C’est aussi de manger des repas qui permettent de rester rassasié suffisamment longtemps.

Est-ce une vraie faim ou simplement une envie de manger ?

Avant d’ouvrir le placard, essayez de vous poser une question simple :

« Est-ce que j’ai réellement faim ? »

Imaginez qu’on vous propose un vrai repas.

Des œufs.

Du poisson.

De la viande.

Des légumes.

Est-ce que vous avez envie de les manger ?

Ou est-ce que vous voulez uniquement du chocolat ou des biscuits ?

Cette petite question peut parfois aider à faire la différence entre une véritable sensation de faim et une envie très précise de manger.

Cela ne fonctionne évidemment pas dans toutes les situations, mais apprendre à observer son appétit est déjà une étape importante.


Que faire pour éviter les craquages du soir ?

La première chose est d’identifier ce qui déclenche vos envies pour comprendre « pourquoi je craque toujours le soir »

Est-ce :

  • la fatigue ?
  • le stress ?
  • l’ennui ?
  • certains aliments ?

Ensuite, essayez de supprimer les aliments qui vous font perdre le contrôle. Vous pouvez consultez l’article « comment arrêter de grignoter » ou je développe ce point plus en profondeur.

Certaines personnes arrivent à manger un carré de chocolat, d’autres mangent la tablette entière.
Il n’y a pas de bonne ou de mauvaise réponse.
L’important est d’être honnête avec soi-même.


Le jeûne intermittent peut parfois aider

J’ai remarqué chez certaines personnes (et chez moi également) que le fait de réduire le nombre de repas (voir mon défi en OMAD et l’article c’est quoi le jeune ?) pouvait diminuer les envies de grignoter.
Quand les repas sont plus copieux et plus rassasiants, on pense souvent moins à la nourriture entre les repas.
L’objectif n’est pas de se priver, ce n’est pas non plus de manger le moins de calories possible.

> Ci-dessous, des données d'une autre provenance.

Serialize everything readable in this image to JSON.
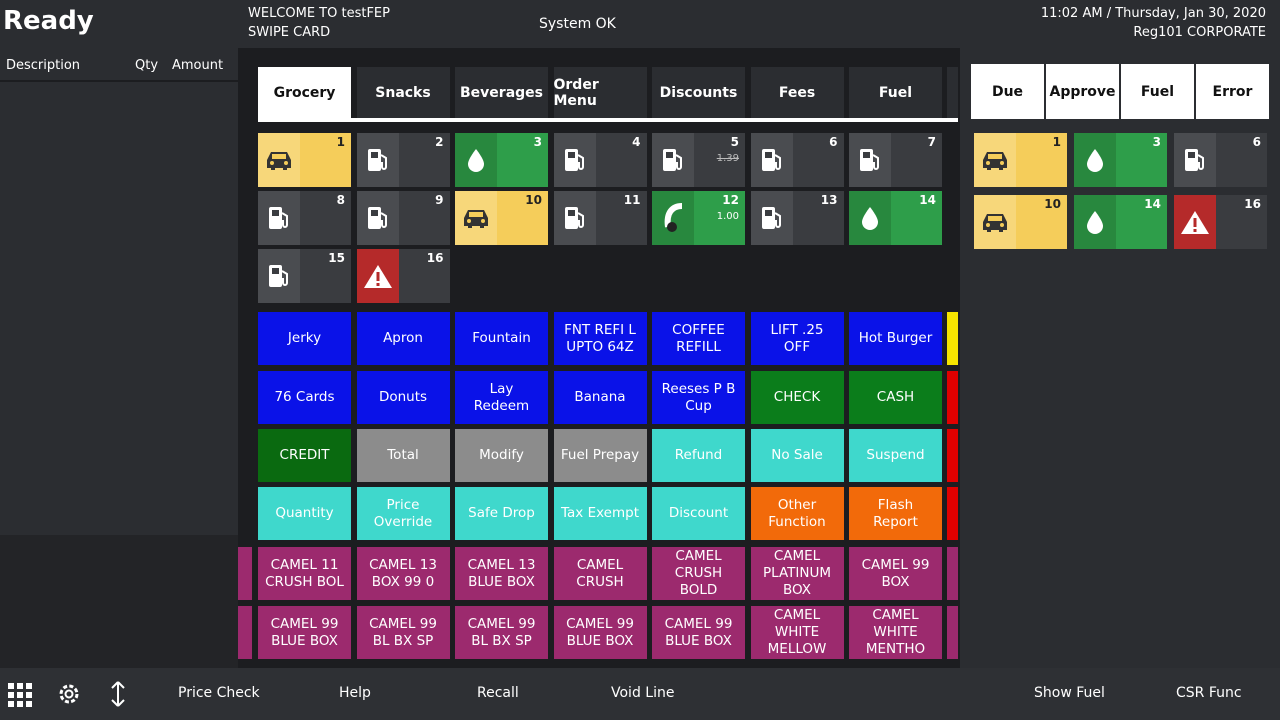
{
  "header": {
    "status": "Ready",
    "welcome": "WELCOME TO testFEP",
    "prompt": "SWIPE CARD",
    "system": "System OK",
    "datetime": "11:02 AM / Thursday, Jan 30, 2020",
    "register": "Reg101  CORPORATE"
  },
  "receipt": {
    "columns": [
      "Description",
      "Qty",
      "Amount"
    ]
  },
  "tabs": [
    "Grocery",
    "Snacks",
    "Beverages",
    "Order Menu",
    "Discounts",
    "Fees",
    "Fuel"
  ],
  "pumps": [
    {
      "number": 1
    },
    {
      "number": 2
    },
    {
      "number": 3
    },
    {
      "number": 4
    },
    {
      "number": 5,
      "price": "1.39"
    },
    {
      "number": 6
    },
    {
      "number": 7
    },
    {
      "number": 8
    },
    {
      "number": 9
    },
    {
      "number": 10
    },
    {
      "number": 11
    },
    {
      "number": 12,
      "price": "1.00"
    },
    {
      "number": 13
    },
    {
      "number": 14
    },
    {
      "number": 15
    },
    {
      "number": 16
    }
  ],
  "pump_filters": [
    "Due",
    "Approve",
    "Fuel",
    "Error"
  ],
  "pump_alerts": [
    {
      "number": 1
    },
    {
      "number": 3
    },
    {
      "number": 6
    },
    {
      "number": 10
    },
    {
      "number": 14
    },
    {
      "number": 16
    }
  ],
  "buttons": [
    [
      "Jerky",
      "Apron",
      "Fountain",
      "FNT REFI L UPTO 64Z",
      "COFFEE REFILL",
      "LIFT .25 OFF",
      "Hot Burger"
    ],
    [
      "76 Cards",
      "Donuts",
      "Lay Redeem",
      "Banana",
      "Reeses P B Cup",
      "CHECK",
      "CASH"
    ],
    [
      "CREDIT",
      "Total",
      "Modify",
      "Fuel Prepay",
      "Refund",
      "No Sale",
      "Suspend"
    ],
    [
      "Quantity",
      "Price Override",
      "Safe Drop",
      "Tax Exempt",
      "Discount",
      "Other Function",
      "Flash Report"
    ],
    [
      "CAMEL 11 CRUSH BOL",
      "CAMEL 13 BOX 99 0",
      "CAMEL 13 BLUE BOX",
      "CAMEL CRUSH",
      "CAMEL CRUSH BOLD",
      "CAMEL PLATINUM BOX",
      "CAMEL 99 BOX"
    ],
    [
      "CAMEL 99 BLUE BOX",
      "CAMEL 99 BL BX SP",
      "CAMEL 99 BL BX SP",
      "CAMEL 99 BLUE BOX",
      "CAMEL 99 BLUE BOX",
      "CAMEL WHITE MELLOW",
      "CAMEL WHITE MENTHO"
    ]
  ],
  "footer": [
    "Price Check",
    "Help",
    "Recall",
    "Void Line",
    "Show Fuel",
    "CSR Func"
  ]
}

L’objectif est simplement de trouver une organisation qui évite de manger en permanence.

Si vous souffrez d’un problème de santé, prenez des médicaments ou avez des antécédents de troubles alimentaires, le jeûne n’est pas à entreprendre sans avis médical adapté.

Craquer le soir fait-il forcément grossir ?

Un craquage occasionnel ne va pas provoquer à lui seul une obésité ou une prise de poids importante.

Ce qui compte surtout, ce sont les habitudes répétées dans le temps.

Mais si tous les soirs vous ajoutez sans réelle faim :

  • des biscuits ;
  • du chocolat ;
  • du fromage ;
  • des boissons sucrées ;

…cela peut représenter beaucoup de calories supplémentaires sur une semaine, puis sur un mois.

C’est l’accumulation qui peut progressivement favoriser le surpoids ou rendre la perte de poids plus difficile.

L’objectif n’est donc pas d’être parfait.

C’est d’éviter qu’un craquage occasionnel devienne une habitude quotidienne.


Conclusion

Si vous vous demandez toujours « pourquoi je craque toujours le soir ? », la réponse n’est pas forcément un simple manque de volonté.

Dans de nombreux cas, il existe un déclencheur :

  • fatigue ;
  • stress ;
  • ennui ;
  • alimentation trop riche en produits sucrés ;
  • habitudes alimentaires ;
  • repas insuffisamment rassasiants ;
  • véritable sensation de faim.

La bonne nouvelle, c’est qu’une fois la cause identifiée, il devient beaucoup plus facile d’agir.

Commencez par observer vos soirées, votre appétit, la composition de vos repas, les aliments qui déclenchent vos envies.

Vous n’avez peut-être pas besoin d’un nouveau régime minceur, d’un coupe-faim ou de compter chaque calorie.

Parfois, quelques changements simples dans la journée suffisent pour retrouver une meilleure satiété et passer ses soirées sans penser constamment à la nourriture.